Lord Cameron of Dillington
Main Page: Lord Cameron of Dillington (Crossbench - Life peer)My Lords, I must speak against the amendment. My noble friend Lord Jenkin made some very good points about trust and getting more competition. That is absolutely true. However, competition narrowed considerably under the previous Labour Government. The noble Lord, Lord Berkeley, and the noble Baroness, Lady Worthington, have waxed lyrical during our discussions but we ought to recall that the previous Secretary of State for Energy under the Labour Government—Mr Edward Miliband—did absolutely nothing to correct the situation and refused to refer any of the energy companies to the Competition Commission.
My concern is that this amendment is the wrong way to solve the problem highlighted by my noble friend Lord Jenkin because it would take away parliamentary democracy. The amendment refers to,
“a formal review of the regulation of competition”.
That formal review could be held at any time. Let us imagine that we have a Government whom none of us in this Chamber likes. If the amendment is passed, they will turn to this new clause and announce that they will carry out a formal review. The formal review will have whatever outcome they want and they can implement its findings without primary legislation. That would take away a hugely important role not just of this House but of the other place.

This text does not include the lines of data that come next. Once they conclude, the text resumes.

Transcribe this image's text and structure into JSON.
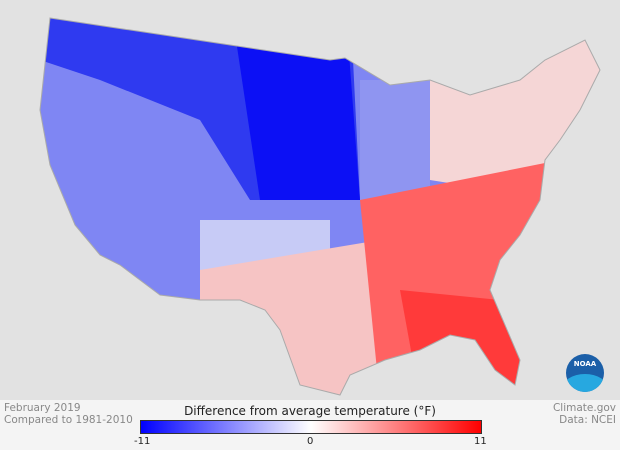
{
  "map": {
    "title": "Difference from average temperature (°F)",
    "period": "February 2019",
    "baseline": "Compared to 1981-2010",
    "legend": {
      "min_label": "-11",
      "mid_label": "0",
      "max_label": "11",
      "min": -11,
      "max": 11,
      "colors": {
        "cold": "#0000ff",
        "neutral": "#ffffff",
        "warm": "#ff0000"
      }
    }
  },
  "credits": {
    "source": "Climate.gov",
    "data": "Data: NCEI",
    "logo": "NOAA"
  }
}
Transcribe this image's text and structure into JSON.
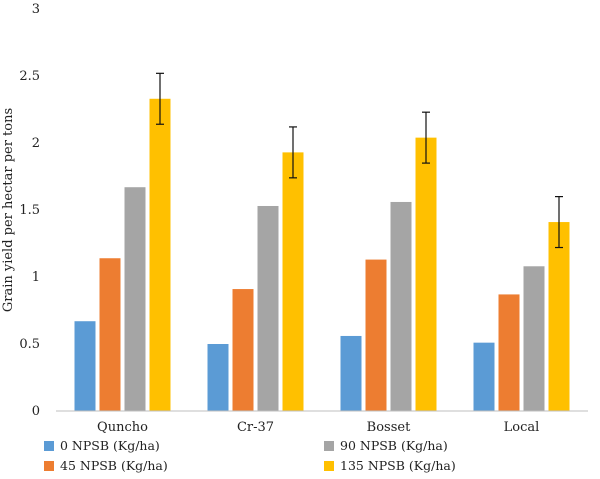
{
  "chart_data": {
    "type": "bar",
    "title": "",
    "xlabel": "",
    "ylabel": "Grain yield per hectar per tons",
    "ylim": [
      0,
      3
    ],
    "yticks": [
      0,
      0.5,
      1,
      1.5,
      2,
      2.5,
      3
    ],
    "ytick_labels": [
      "0",
      "0.5",
      "1",
      "1.5",
      "2",
      "2.5",
      "3"
    ],
    "categories": [
      "Quncho",
      "Cr-37",
      "Bosset",
      "Local"
    ],
    "grid": false,
    "legend_position": "bottom",
    "series": [
      {
        "name": "0 NPSB (Kg/ha)",
        "color": "#5B9BD5",
        "values": [
          0.67,
          0.5,
          0.56,
          0.51
        ]
      },
      {
        "name": "45 NPSB (Kg/ha)",
        "color": "#ED7D31",
        "values": [
          1.14,
          0.91,
          1.13,
          0.87
        ]
      },
      {
        "name": "90 NPSB (Kg/ha)",
        "color": "#A5A5A5",
        "values": [
          1.67,
          1.53,
          1.56,
          1.08
        ]
      },
      {
        "name": "135 NPSB (Kg/ha)",
        "color": "#FFC000",
        "values": [
          2.33,
          1.93,
          2.04,
          1.41
        ],
        "error": [
          0.19,
          0.19,
          0.19,
          0.19
        ]
      }
    ]
  }
}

Lots of little things could be done by secondary legislation. Having been a Minister, I am sure that officials and civil servants have already worked out as many areas as possible that can be dealt with by secondary legislation. However, very significant changes may arise which need to be properly debated in both Houses of Parliament, but which could escape that close scrutiny if this amendment is passed. If a future Government of whatever persuasion were to use this new clause, I can imagine the row that would erupt in this House and the complaints that would ring around this Chamber that there had been a lack of opportunity for debate, particularly from the noble Lord, Lord Berkeley. We should not put ourselves in that position.
My Lords, hotfoot from Ethiopia, I rise to support this amendment. Unlike the noble Earl, Lord Caithness, I believe that this is a fallback amendment which cannot in any way harm either the general thrust or the detail of the Government’s policy, as spelled out in the Bill. As I said on Report, and the noble Lord, Lord Jenkin, has made amply clear this afternoon, the Secretary of State continually talks the talk about the importance of competition to all parts of the energy industry, yet the Government seem strangely reluctant to walk the walk when it comes to the Bill. I remain rather mystified by that.
I am sure that the noble Lord, Lord Jenkin, will respond to the comments of the noble Earl, Lord Caithness. However, the amendment refers to drafts of instruments being approved by each House of Parliament, so I do not see that the Secretary of State would be denied democratic freedom under the revolutionary scenario that the noble Earl made out. I hope that the unassuming, safety-net nature of the amendment will prove an exception to the Government’s reluctance to walk the walk in respect of competition.
My Lords, this proposed new clause follows up debates we had in Committee and on Report and is, I believe, a matter of considerable importance. I shall therefore listen with great care to what the Minister has to say in reply.